Companies that have tackled compliance as a vital tool in risk management will benefit in terms of healthier
revenues, competitive edge, staff morale and positive media. If ‘compliance’ is a key part of risk management and is embedded in the enterprise risk management system, the company will thrive. Compliance then becomes part of a strategy to become ‘accountable’ rather than simply an ‘audit compliance task’ for regulators. Embedding compliance into ‘business as usual’ maximizes operational efficiencies and thus bottom-line performance.

Compliance is better thought of as another program for quality improvement, such as Six Sigma. Executed well, particularly in finance and IT, compliance has a positive effect on a corporation in terms of both hard dollars and real risk avoidance.

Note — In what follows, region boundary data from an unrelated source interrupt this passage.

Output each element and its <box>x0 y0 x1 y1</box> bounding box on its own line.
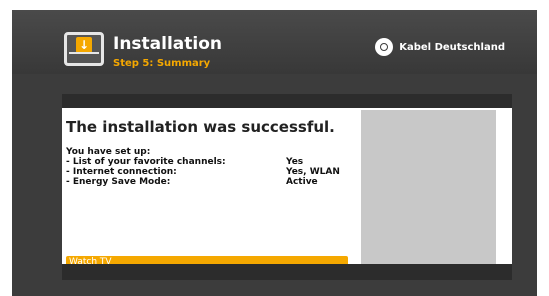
summary-panel: The installation was successful. You hav… <box>62 108 512 276</box>
top-divider <box>62 94 512 108</box>
brand-name: Kabel Deutschland <box>399 41 505 53</box>
summary-list: - List of your favorite channels: Yes - … <box>66 157 340 187</box>
summary-row-channels: - List of your favorite channels: Yes <box>66 157 340 167</box>
row-label: - List of your favorite channels: <box>66 157 226 167</box>
summary-row-internet: - Internet connection: Yes, WLAN <box>66 167 340 177</box>
download-arrow-icon: ↓ <box>76 37 92 53</box>
setup-intro: You have set up: <box>66 147 151 157</box>
row-label: - Energy Save Mode: <box>66 177 171 187</box>
row-value: Yes, WLAN <box>286 167 340 177</box>
tv-screen: ↓ Installation Step 5: Summary Kabel Deu… <box>12 10 537 296</box>
header: ↓ Installation Step 5: Summary Kabel Deu… <box>12 10 537 74</box>
preview-panel <box>361 110 496 268</box>
page-title: Installation <box>113 34 223 54</box>
brand: Kabel Deutschland <box>375 38 505 56</box>
step-label: Step 5: Summary <box>113 58 211 69</box>
install-icon: ↓ <box>64 32 104 66</box>
tray-icon <box>69 52 99 60</box>
row-value: Yes <box>286 157 304 167</box>
success-headline: The installation was successful. <box>66 118 335 136</box>
kabel-deutschland-logo-icon <box>375 38 394 56</box>
row-label: - Internet connection: <box>66 167 177 177</box>
summary-row-energy: - Energy Save Mode: Active <box>66 177 340 187</box>
row-value: Active <box>286 177 318 187</box>
footer-bar <box>62 264 512 280</box>
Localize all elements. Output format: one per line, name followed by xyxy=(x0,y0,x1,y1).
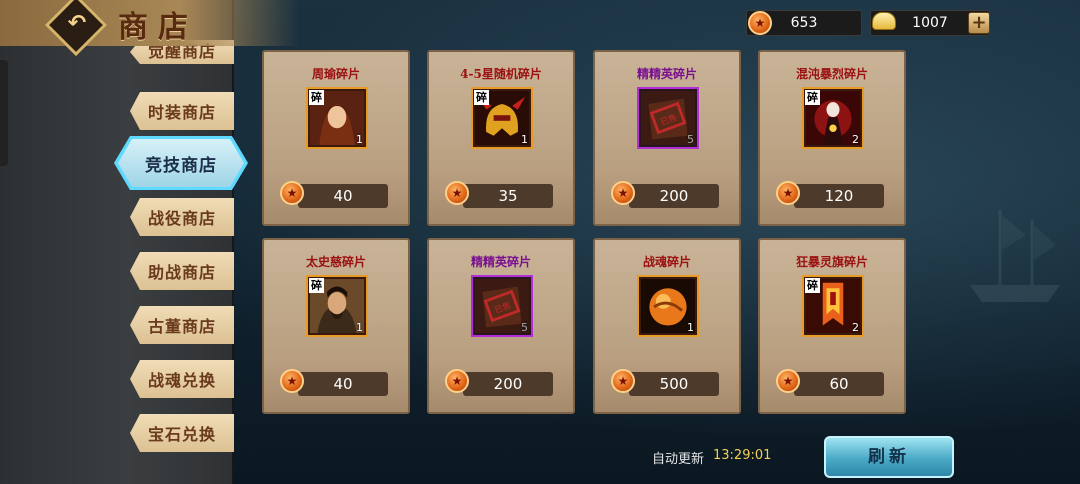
item-name: 狂暴灵旗碎片 xyxy=(795,255,868,269)
item-icon-frame[interactable]: 已售 5 xyxy=(471,275,533,337)
shop-item-card[interactable]: 精精英碎片已售5 200 xyxy=(427,238,575,414)
add-currency-button[interactable]: + xyxy=(968,12,990,34)
coins-value: 653 xyxy=(790,15,818,31)
sidebar-tab-1[interactable]: 时装商店 xyxy=(130,92,234,130)
refresh-countdown: 13:29:01 xyxy=(713,448,772,463)
shop-item-card[interactable]: 太史慈碎片碎140 xyxy=(262,238,410,414)
shop-item-card[interactable]: 周瑜碎片碎140 xyxy=(262,50,410,226)
item-name: 太史慈碎片 xyxy=(305,255,366,269)
item-count: 1 xyxy=(521,133,528,146)
item-icon-frame[interactable]: 1 xyxy=(637,275,699,337)
item-price: 40 xyxy=(333,375,353,393)
shop-item-card[interactable]: 混沌暴烈碎片碎2120 xyxy=(758,50,906,226)
item-count: 1 xyxy=(356,321,363,334)
item-name: 混沌暴烈碎片 xyxy=(795,67,868,81)
item-icon-frame[interactable]: 碎1 xyxy=(306,275,368,337)
item-price: 200 xyxy=(659,187,689,205)
sidebar-tab-5[interactable]: 古董商店 xyxy=(130,306,234,344)
item-count: 5 xyxy=(687,133,694,146)
item-name: 周瑜碎片 xyxy=(311,67,360,81)
shop-item-card[interactable]: 战魂碎片 1 500 xyxy=(593,238,741,414)
item-price: 500 xyxy=(659,375,689,393)
refresh-button[interactable]: 刷新 xyxy=(824,436,954,478)
sidebar-tab-2[interactable]: 竞技商店 xyxy=(118,139,244,187)
side-drawer-handle[interactable] xyxy=(0,60,8,166)
coin-icon xyxy=(748,11,772,35)
fragment-badge: 碎 xyxy=(474,90,489,105)
item-icon-frame[interactable]: 碎2 xyxy=(802,87,864,149)
item-name: 4-5星随机碎片 xyxy=(460,67,542,81)
shop-item-card[interactable]: 4-5星随机碎片碎135 xyxy=(427,50,575,226)
back-arrow-icon[interactable]: ↶ xyxy=(63,10,91,38)
fragment-badge: 碎 xyxy=(309,90,324,105)
item-icon-frame[interactable]: 碎1 xyxy=(471,87,533,149)
item-count: 2 xyxy=(852,321,859,334)
item-count: 2 xyxy=(852,133,859,146)
item-price: 60 xyxy=(829,375,849,393)
shop-item-card[interactable]: 精精英碎片已售5 200 xyxy=(593,50,741,226)
sidebar-tab-3[interactable]: 战役商店 xyxy=(130,198,234,236)
item-count: 5 xyxy=(521,321,528,334)
shop-item-card[interactable]: 狂暴灵旗碎片碎260 xyxy=(758,238,906,414)
sidebar-tab-7[interactable]: 宝石兑换 xyxy=(130,414,234,452)
item-name: 精精英碎片 xyxy=(636,67,697,81)
item-price: 35 xyxy=(498,187,518,205)
item-price: 40 xyxy=(333,187,353,205)
shop-sidebar xyxy=(0,0,234,484)
item-name: 精精英碎片 xyxy=(470,255,531,269)
item-count: 1 xyxy=(356,133,363,146)
fragment-badge: 碎 xyxy=(805,278,820,293)
sidebar-tab-4[interactable]: 助战商店 xyxy=(130,252,234,290)
item-price: 200 xyxy=(493,375,523,393)
gold-ingot-icon xyxy=(872,12,896,30)
sidebar-tab-6[interactable]: 战魂兑换 xyxy=(130,360,234,398)
page-title: 商店 xyxy=(118,10,198,45)
item-icon-frame[interactable]: 已售 5 xyxy=(637,87,699,149)
item-price: 120 xyxy=(824,187,854,205)
ship-silhouette xyxy=(970,210,1060,302)
item-name: 战魂碎片 xyxy=(642,255,691,269)
item-icon-frame[interactable]: 碎1 xyxy=(306,87,368,149)
fragment-badge: 碎 xyxy=(309,278,324,293)
item-count: 1 xyxy=(687,321,694,334)
fragment-badge: 碎 xyxy=(805,90,820,105)
item-icon-frame[interactable]: 碎2 xyxy=(802,275,864,337)
auto-refresh-label: 自动更新 xyxy=(652,452,705,467)
ingots-value: 1007 xyxy=(912,15,948,31)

In those areas, technology is a huge help because compliance can be hard-wired into those systems and leave a clear audit trail if someone tries to circumvent compliance.

So to truly gauge a corporation’s level of ‘compliance’, one has to put away ‘cookie-cutter’, ‘one-size-fits-all’ compliance programs because they cannot help a corporation assess the risk posed by its people. Corporations who have rigorous compliance programs for the good of the bottom line rather than to keep government regulators away will do well and avoid being sent to the graveyard where the Enrons and Arthur Andersens are buried.